It’s another tough week for Metroid fans, as Michael Wikan, the former lead designer on all three Metroid Prime games, took to Facebook to discuss why he thinks a Switch port of the Metroid Prime Trilogy isn’t likely to happen.
“The biggest issue is [that Retro Studios] no longer has functional editor tools to work with the Prime code base, so everything has to be “brute force” hard coded.
Rebuilding the hundreds of interaction sets in [Metroid Prime 3] alone, not to mention re-tuning the game play to take in the slower engagement pacing of conventional controls, would probably take a year with a 4-5 person team, full-time, by itself.”
Rumours of the re-release of the Metroid Prime Trilogy have been making the rounds since at least 2018, but nothing has ever come of them. If Wikan’s testimony is to be trusted — which it likely is, as someone intimately familiar with all three games — then it’s just a rumour, and no more.
“I am pretty skeptical it will happen. It was straightforward to update [Metroid Prime 1] and [Metroid Prime 2] to motion controls, but converting [Metroid Prime 3] to normal controls would be a herculean effort, as it is scripted very specifically using volumetric triggers to detect the motion in precise manners to do specific switches, and the bosses are tuned to take into account the ease of gestural aiming.”

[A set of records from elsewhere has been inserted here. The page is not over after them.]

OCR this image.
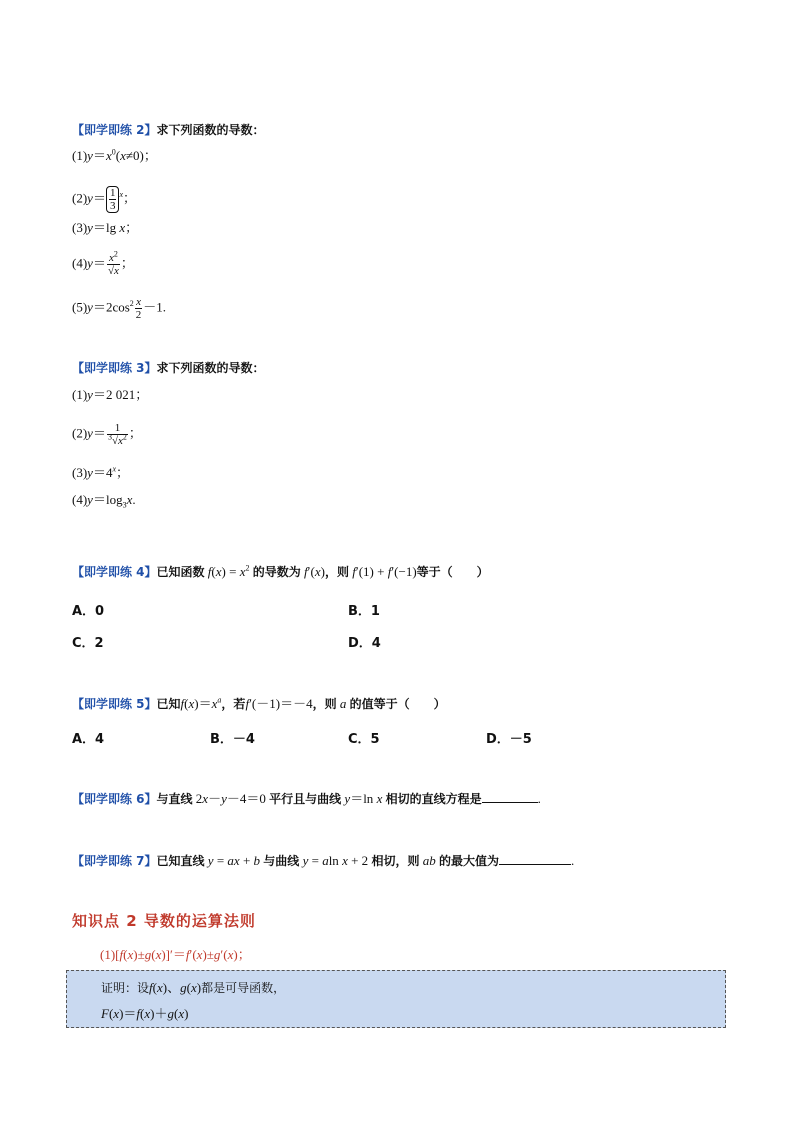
【即学即练 2】求下列函数的导数：
$(1)y=x^0(x\ne 0)$；
$(2)y= \frac{1}{3} ^x$；
(3)y＝lg x；
$(4)y= \frac{x^2}{√x}$ ；
$(5)y=2\cos^2 \frac{x}{2} -1$.
【即学即练 3】求下列函数的导数：
(1)y＝2 021；
$(2)y= \frac{1}{^3√x^2}$ ；
$(3)y=4^x$；
$(4)y=\log_3x$.
【即学即练 4】已知函数 $f(x) = x^2$ 的导数为 f′(x)，则 f′(1) + f′(−1)等于（　　）
A．0	B．1
C．2	D．4
【即学即练 5】已知$f(x)=x^a$，若f′(－1)＝－4，则 a 的值等于（　　）
A．4	B．－4	C．5	D．－5
【即学即练 6】与直线 2x－y－4＝0 平行且与曲线 y＝ln x 相切的直线方程是	.
【即学即练 7】已知直线 y = ax + b 与曲线 y = aln x + 2 相切，则 ab 的最大值为	.
知识点 2 导数的运算法则
(1)[f(x)±g(x)]′＝f′(x)±g′(x)；
证明：设f(x)、g(x)都是可导函数，
F(x)＝f(x)＋g(x)
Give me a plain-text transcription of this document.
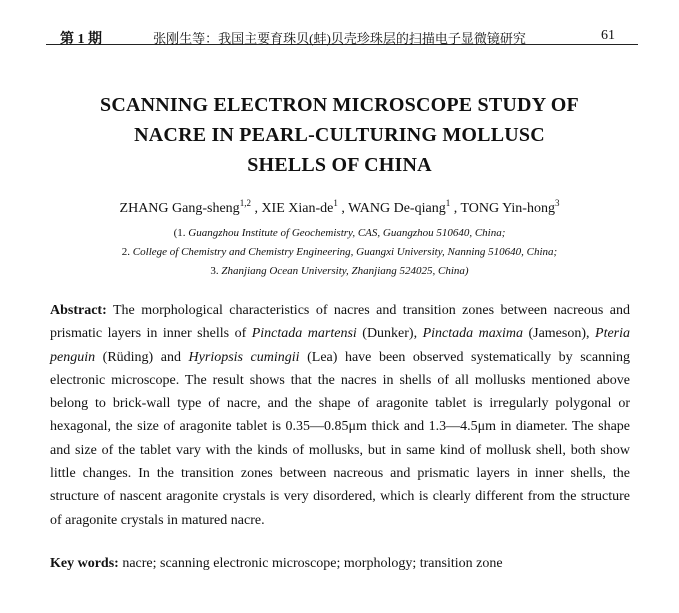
第 1 期	张刚生等：我国主要育珠贝(蚌)贝壳珍珠层的扫描电子显微镜研究	61
SCANNING ELECTRON MICROSCOPE STUDY OF
NACRE IN PEARL-CULTURING MOLLUSC
SHELLS OF CHINA
ZHANG Gang-sheng$^{1,2}$ , XIE Xian-$de^1$ , WANG De-qiang$^1$ , TONG Yin-hong$^3$
(1. Guangzhou Institute of Geochemistry, CAS, Guangzhou 510640, China;
2. College of Chemistry and Chemistry Engineering, Guangxi University, Nanning 510640, China;
3. Zhanjiang Ocean University, Zhanjiang 524025, China)

Abstract: The morphological characteristics of nacres and transition zones between nacreous and prismatic layers in inner shells of Pinctada martensi (Dunker), Pinctada maxima (Jameson), Pteria penguin (Rüding) and Hyriopsis cumingii (Lea) have been observed systematically by scanning electronic microscope. The result shows that the nacres in shells of all mollusks mentioned above belong to brick-wall type of nacre, and the shape of aragonite tablet is irregularly polygonal or hexagonal, the size of aragonite tablet is 0.35—0.85μm thick and 1.3—4.5μm in diameter. The shape and size of the tablet vary with the kinds of mollusks, but in same kind of mollusk shell, both show little changes. In the transition zones between nacreous and prismatic layers in inner shells, the structure of nascent aragonite crystals is very disordered, which is clearly different from the structure of aragonite crystals in matured nacre.

Key words: nacre; scanning electronic microscope; morphology; transition zone
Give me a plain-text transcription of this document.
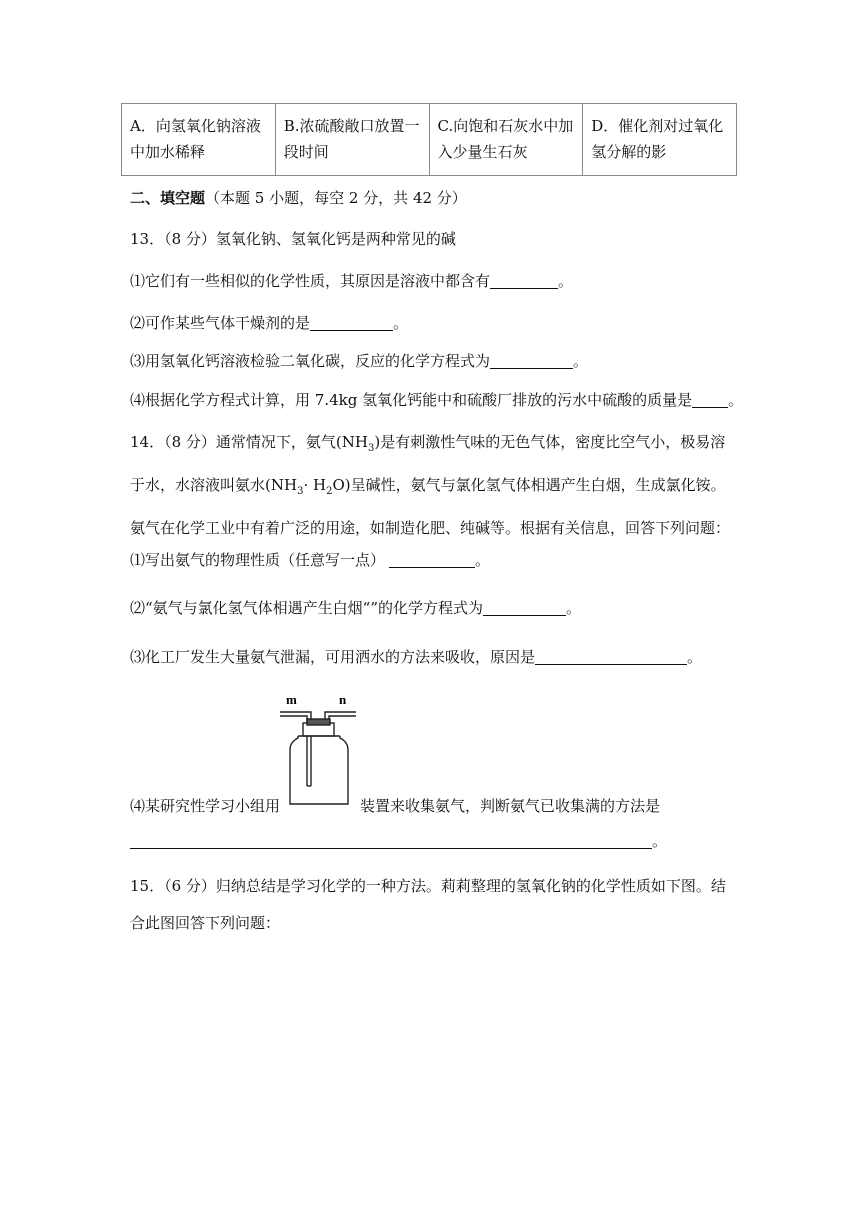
A．向氢氧化钠溶液中加水稀释	B.浓硫酸敞口放置一段时间	C.向饱和石灰水中加入少量生石灰	D．催化剂对过氧化氢分解的影
二、填空题（本题 5 小题，每空 2 分，共 42 分）
13．（8 分）氢氧化钠、氢氧化钙是两种常见的碱
⑴它们有一些相似的化学性质，其原因是溶液中都含有	。
⑵可作某些气体干燥剂的是	。
⑶用氢氧化钙溶液检验二氧化碳，反应的化学方程式为	。
⑷根据化学方程式计算，用 7.4kg 氢氧化钙能中和硫酸厂排放的污水中硫酸的质量是 。
14．（8 分）通常情况下，氨气$(NH_3)$是有刺激性气味的无色气体，密度比空气小，极易溶于水，水溶液叫氨水$(NH_3\cdot H_2O)$呈碱性，氨气与氯化氢气体相遇产生白烟，生成氯化铵。氨气在化学工业中有着广泛的用途，如制造化肥、纯碱等。根据有关信息，回答下列问题：
⑴写出氨气的物理性质（任意写一点）	。
⑵“氨气与氯化氢气体相遇产生白烟“”的化学方程式为	。
⑶化工厂发生大量氨气泄漏，可用洒水的方法来吸收，原因是	。
m	n
⑷某研究性学习小组用	装置来收集氨气，判断氨气已收集满的方法是
。
15．（6 分）归纳总结是学习化学的一种方法。莉莉整理的氢氧化钠的化学性质如下图。结合此图回答下列问题：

It wouldn’t be the first time that a port has been rendered impossible by the lack of decent archiving and preservation in the games industry, either. Final Fantasy 8 was infamously not included in Square Enix’s re-releases of old Final Fantasy games in 2018 because the masters — the original code for the game — were lost. Even the games that did get saved in some form still involved having to recreate backgrounds and character art, because the art in the old games had been compressed to save space, and the HD versions had evidently been thrown away or lost.
However, this year’s Skyward Sword re-release on the Switch has done what Wikan here says is “herculean”: rewriting a specifically motion-controlled game to be controlled “normally”. Perhaps Skyward Sword is a proof-of-concept for more Wii ports on the Switch — or, perhaps it’s something that takes a monumental amount of effort that only Nintendo themselves are able to afford.
Unfortunately, for now, it looks like Wikan has it right: the Metroid Prime Trilogy won’t be coming to Switch any time soon. Or ever. At least we have Metroid Prime 4 coming soon… right?